Les Hindous comme les Bouddhistes pensent qu’en tuant ou en torturant les animaux, que ce soit directement ou indirectement, par exemple en consommant de la viande, nous compromettons notre karma et donc nos chances de vivre heureux après réincarnation.
La valeur que ces religions accordent aux animaux s’explique peut-être par la très forte présence de l’environnement naturel dans les sociétés où ces religions se sont développées. En Extrême-Orient, en Afrique et en Amérique du Sud, où les religions ont toujours été entourées de primates – miroirs flagrants des humains – les religions traditionnelles n’ont jamais vraiment tracé de démarcation entre les humains et les autres animaux.
Selon la philosophie répandue en Occident, par contraste, l’homme est le seul être sur Terre doté d’une âme. Cette vision est en partie basée sur la croyance que l’être humain a été créé à l’image d’un Dieu unique, qui lui a confié le rôle de gardien et dominateur de la nature. Cette perception a conditionné la relation des hommes avec les animaux non humains, et notamment la consommation de viande.
Les textes religieux laissent penser que nos ancêtres étaient végétariens
Pourtant, la compassion envers tous les êtres vivants se retrouve également parmi les principes fondateurs des religions occidentales. Jésus Christ comme Mahomet étaient d’ardents défenseurs de la non-violence, même si cet aspect de leurs enseignements n’est visiblement pas celui qui a le mieux traversé les âges et les diverses interprétations religieuses. Plusieurs sources indiquent que Jésus lui-même était végétarien. Dans toutes les religions, la consommation de viande est soumise à des rituels, pratiques ou interprétations variés – preuve que la viande n’est jamais considérée comme un aliment anodin.
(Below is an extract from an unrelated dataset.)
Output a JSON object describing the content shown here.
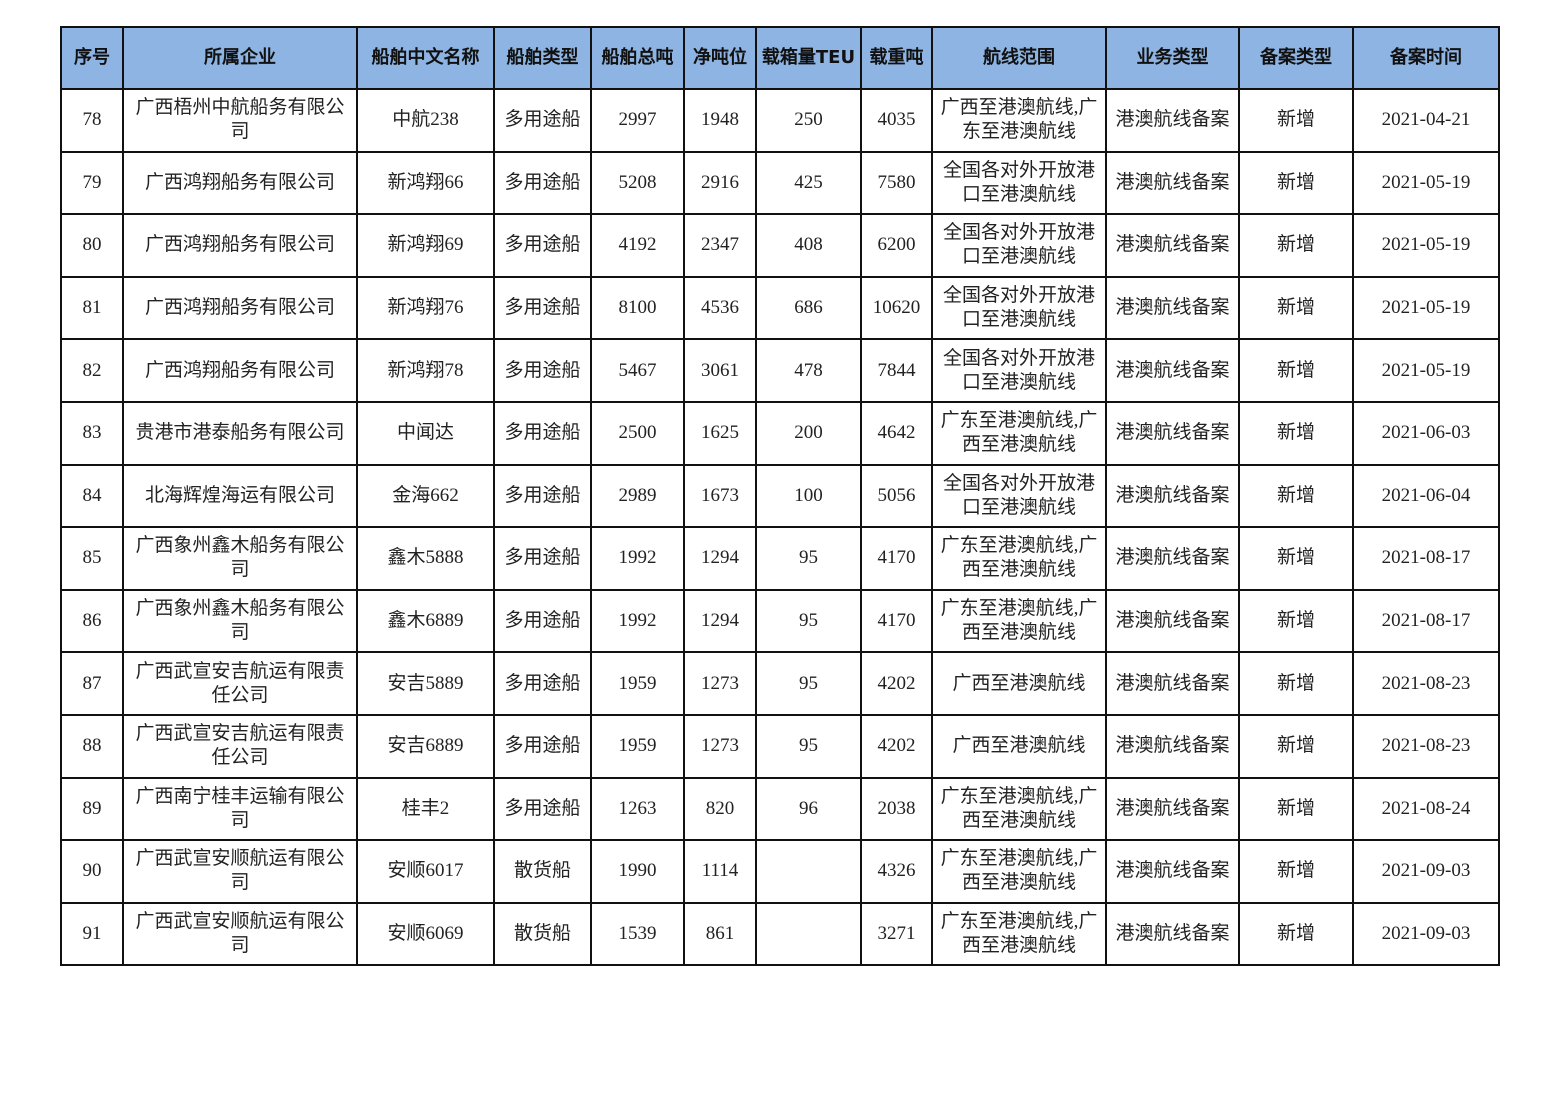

Le judaïsme, le Christianisme et l’Islam se réfèrent à l’idéal biblique du jardin d’Eden où Adam et Eve étaient vraisemblablement végétaliens. "Voici, je vous donne toute herbe portant de la semence et qui est à la surface de toute la terre, et tout arbre ayant en lui du fruit d`arbre et portant de la semence : ce sera votre nourriture" (Génèse 1 : 29) dit Dieu à Adam peu après sa création.
Ce ne fut que 1600 ans plus tard, lorsque le monde fut enseveli sous le déluge puis reconstruit que Dieu changea ses injonctions envers l’humanité : "Tout ce qui se meut et qui a vie vous servira de nourriture: je vous donne tout cela comme l’herbe verte". (Génèse 9 : 3). Certains observateurs, comme le philosophe Francis Bacon, en ont conclu que le végétarisme marquerait le retour des hommes à la félicité du jardin d’Eden.
En m’abstenant de viande, je nourris ainsi ma conscience, mon bonheur, ma paix intérieure en priant pour qu’un jour, le végétarisme et la non-violence inspirent une nouvelle ère spirituelle.